Exhibition : Half a dozen artists bask in their ‘15 minutes of fame’

Is popular culture actually loved or is it simply ‘what’s hot’ at the time?.


Express April 10, 2011

KARACHI:


Andy Warhol’s obsession with cans of Campbell’s soup led to one of the biggest revolutions in the art world. The 32 canvases of ‘pop art’ firmly placed his name next to that of Picasso and Klimt. He once told an art critic that his inspiration came from the fact that he “used to drink it, I used to have the same lunch every day, for twenty years.”


Pop art in Pakistan is very different. Truck art and paintings on mazaars are admired from afar, words like ‘quaint’ and ‘tradition’ are thrown around, but never by people who actually frequent those mazaars or travel in those buses. Six artists used the Poppy Seed Gallery as a stage to challenge this hypocrisy in an exhibition titled ‘What’s Hot?’ that is up until April 17. They put together work which, in their individual lives, represents popular culture.

“Popular culture is not a culture at all - it is commerce which perpetuates the hegemony of capitalism,” says Danish Ahmed’s rather cynical artist statement. “The function of popular culture is to create a need which can never be satisfied in order to enslave a new set of consumers.”

His work shows bottles of Coca-Cola as he tries to explain that the brand name ‘coke’ has managed to seep into everything from music to sports. “In this exhibition, I tried to detach the designed image of ‘spirituality’, ‘beauty’ from the innate reality which still exists. My works are frequently in the form of diptychs or a panel sliced visually to introduce two sections in an image.

Sumaiya Jilani, on the other hand, refuses to get too worked up about it. “Pop to me is just another name for fashion or maybe vice versa. You like to flaunt stuff which is currently hot.”

Jilani designs T-shirts that feature sketches of Faiz Ahmed Faiz. She claims that ever since his centenary he has become a “fashion symbol”. His poetry acquired a fresh angle after being used in songs by big artists and Tina Sani and Nayyara Noor and even the band Junoon. “Here I am to give people another platform to show their pop love for Faiz Ahmed Faiz through these T-shirts.” Jilani is referring to the bandwagons that are weighed down each time a fresh trend or new idea comes around.

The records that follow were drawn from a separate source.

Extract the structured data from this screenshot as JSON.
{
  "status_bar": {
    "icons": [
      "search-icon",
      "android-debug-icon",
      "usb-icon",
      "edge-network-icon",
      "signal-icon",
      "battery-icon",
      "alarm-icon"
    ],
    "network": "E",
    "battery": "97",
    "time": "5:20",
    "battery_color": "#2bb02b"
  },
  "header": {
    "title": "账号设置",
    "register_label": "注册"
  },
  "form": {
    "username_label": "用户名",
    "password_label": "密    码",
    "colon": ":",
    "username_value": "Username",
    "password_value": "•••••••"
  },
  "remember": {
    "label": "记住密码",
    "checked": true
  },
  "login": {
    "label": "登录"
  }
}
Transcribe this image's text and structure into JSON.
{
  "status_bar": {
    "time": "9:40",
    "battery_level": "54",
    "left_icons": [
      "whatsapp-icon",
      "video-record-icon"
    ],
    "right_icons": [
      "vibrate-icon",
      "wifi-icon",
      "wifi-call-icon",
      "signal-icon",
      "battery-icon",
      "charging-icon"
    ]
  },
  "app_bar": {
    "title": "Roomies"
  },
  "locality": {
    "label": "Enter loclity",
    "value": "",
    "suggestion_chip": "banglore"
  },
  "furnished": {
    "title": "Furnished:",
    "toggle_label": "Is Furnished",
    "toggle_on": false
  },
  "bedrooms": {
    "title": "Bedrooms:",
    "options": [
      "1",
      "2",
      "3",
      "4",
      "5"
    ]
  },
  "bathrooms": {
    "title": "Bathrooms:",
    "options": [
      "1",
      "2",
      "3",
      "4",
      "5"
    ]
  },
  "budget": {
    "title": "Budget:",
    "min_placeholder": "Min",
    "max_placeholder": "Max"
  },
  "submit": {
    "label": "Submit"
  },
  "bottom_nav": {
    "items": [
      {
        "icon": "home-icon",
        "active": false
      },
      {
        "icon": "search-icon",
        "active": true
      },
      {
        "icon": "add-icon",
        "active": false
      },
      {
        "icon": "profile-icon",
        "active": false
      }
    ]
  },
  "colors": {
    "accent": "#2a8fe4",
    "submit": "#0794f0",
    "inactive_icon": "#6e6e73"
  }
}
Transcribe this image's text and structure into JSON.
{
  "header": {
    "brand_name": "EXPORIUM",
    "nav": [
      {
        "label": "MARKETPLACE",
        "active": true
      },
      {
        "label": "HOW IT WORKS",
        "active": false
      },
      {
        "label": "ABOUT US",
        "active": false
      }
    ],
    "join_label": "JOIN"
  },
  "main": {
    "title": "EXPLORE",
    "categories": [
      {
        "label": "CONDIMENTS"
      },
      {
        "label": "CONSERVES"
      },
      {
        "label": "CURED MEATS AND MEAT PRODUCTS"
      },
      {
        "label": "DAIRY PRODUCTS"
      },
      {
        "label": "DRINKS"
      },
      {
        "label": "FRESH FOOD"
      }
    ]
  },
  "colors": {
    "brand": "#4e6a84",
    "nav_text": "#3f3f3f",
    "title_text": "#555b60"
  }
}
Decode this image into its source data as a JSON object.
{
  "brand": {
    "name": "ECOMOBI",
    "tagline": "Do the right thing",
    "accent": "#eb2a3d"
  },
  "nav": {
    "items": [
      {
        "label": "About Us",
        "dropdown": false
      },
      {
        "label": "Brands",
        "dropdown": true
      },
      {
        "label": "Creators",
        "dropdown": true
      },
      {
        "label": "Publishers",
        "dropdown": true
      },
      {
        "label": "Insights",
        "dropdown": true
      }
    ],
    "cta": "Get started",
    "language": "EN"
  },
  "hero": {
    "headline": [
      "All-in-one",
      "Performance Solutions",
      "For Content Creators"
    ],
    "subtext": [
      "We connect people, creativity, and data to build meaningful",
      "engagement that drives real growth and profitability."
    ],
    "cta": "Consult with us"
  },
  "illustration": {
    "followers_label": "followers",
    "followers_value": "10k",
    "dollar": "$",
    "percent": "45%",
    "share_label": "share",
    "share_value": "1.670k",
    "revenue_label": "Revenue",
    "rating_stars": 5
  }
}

Similarly, Malika Abbas taps into this mob mentality in her work that focuses on the lawn clothing industry. “We, Pakistanis, have great ability to go over the top with all trends, be it in advertising, fashion or any other field. We make it so common that there comes a point that it can never be repeated again.”

Her artist statement explains that it is when the fabrication of a fashion trend hits corner street shops that it truly gets out of hand. “We saw the spread of machine embroidery starting from Threads and Motifs, moving into other similar shops stocking the same work and finally ‘it’ hit the ceiling and every corner market had a cheap rip-off. This season we saw a similar boom in the lawn industry.”

Sehba Maruf’s ‘Circus of Trends’ leans in the opposite direction. Her work slams the “quintessential social butterflies” who frequent lawn exhibitions that are morphing into “popularity performances”.

“My work focuses on how women are always striving to be accepted. Vain women give up their individuality and personality to be attired in the same if not a better lawn as the Jones’s.”

Meanwhile Muhammad Ali’s humble ‘Green Tea without sugar’ is a depiction of “how the elite of our society exploit the less privileged.” He says it highlights social and cultural “hegemonies, conformity, uncontrollable consumerism, obesity, mundane urban life and death” - pretty much every problem that plagues the self-proclaimed ‘upper-class’ in Karachi.

While Sophia Mairaj derives inspiration from the ‘Khawateen Digest’, claiming that “these illustrations are the only visual representation of characters in the stories and they have been looked up to as the latest fashion trends throughout the years.” She uses pictures cut from 1990 to present-day editions of the magazine.

Published in The Express Tribune, April 11th,  2011.